When a body’s internal temperature falls to a very low level, hypothermia sets in. You run the risk of hypothermia when it is really cold outside because your body may start to lose heat more quickly than it can produce it. Shivering, weariness, and confusion are all signs of hypothermia, according to the US Centers for Disease Control and Prevention.

Frostbite

Another severe injury brought on by exposure to cold temperatures is frostbite. Frostbite specifically happens when the skin actually freezes. When frostbite is severe, the affected area may even be lost (e.g., finger amputation). Numbness, tingling, bluish-coloured skin, and a lack of blood flow to the fingers or toes are early indicators of frostbite.

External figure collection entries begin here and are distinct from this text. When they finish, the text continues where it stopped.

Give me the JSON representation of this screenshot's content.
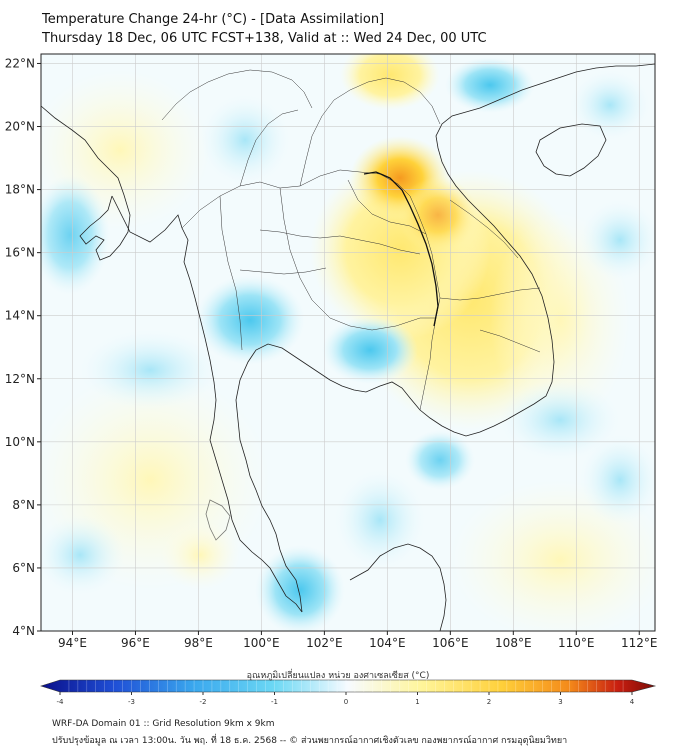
{
  "header": {
    "title": "Temperature Change 24-hr (°C) - [Data Assimilation]",
    "subtitle": "Thursday 18 Dec, 06 UTC FCST+138, Valid at :: Wed 24 Dec, 00 UTC"
  },
  "map": {
    "lat_labels": [
      "22°N",
      "20°N",
      "18°N",
      "16°N",
      "14°N",
      "12°N",
      "10°N",
      "8°N",
      "6°N",
      "4°N"
    ],
    "lat_values": [
      22,
      20,
      18,
      16,
      14,
      12,
      10,
      8,
      6,
      4
    ],
    "lon_labels": [
      "94°E",
      "96°E",
      "98°E",
      "100°E",
      "102°E",
      "104°E",
      "106°E",
      "108°E",
      "110°E",
      "112°E"
    ],
    "lon_values": [
      94,
      96,
      98,
      100,
      102,
      104,
      106,
      108,
      110,
      112
    ],
    "extent": {
      "lon_min": 93,
      "lon_max": 112.5,
      "lat_min": 4,
      "lat_max": 22.3
    }
  },
  "colorbar": {
    "label": "อุณหภูมิเปลี่ยนแปลง หน่วย องศาเซลเซียส (°C)",
    "ticks": [
      "-4",
      "-3",
      "-2",
      "-1",
      "0",
      "1",
      "2",
      "3",
      "4"
    ],
    "min": -4,
    "max": 4,
    "colors": [
      "#0a0f8a",
      "#1f4fd6",
      "#3aa8ee",
      "#6cd8f4",
      "#f7fbff",
      "#fff59a",
      "#ffd03a",
      "#f48a1a",
      "#c81e10",
      "#7a0b06"
    ]
  },
  "footer": {
    "line1": "WRF-DA Domain 01 :: Grid Resolution 9km x 9km",
    "line2": "ปรับปรุงข้อมูล ณ เวลา 13:00น. วัน พฤ. ที่ 18 ธ.ค. 2568 -- © ส่วนพยากรณ์อากาศเชิงตัวเลข กองพยากรณ์อากาศ กรมอุตุนิยมวิทยา"
  }
}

Guidelines for staying safe while performing outside winter work:

  • Don a lot of layers of clothing. Since warm blood needs to be circulated to the extremities, layers should fit loosely. Tight clothing inhibits this process.
  • When choosing your attire, keep in mind that some items of clothing may limit your range of motion, which could in and of itself lead to a dangerous working environment.
  • When it’s severely cold outside, remember to protect your hands, feet, ears, and face. Make sure to wear a helmet and waterproof, insulated boots. To expose as little skin as possible to the cold environment should be the aim.
  • Extreme weather workers should take frequent, brief rest breaks in warm, dry shelters to allow their bodies to acclimate. 
  • It is best to consume warm beverages during the winter, as well as foods that are high in calories.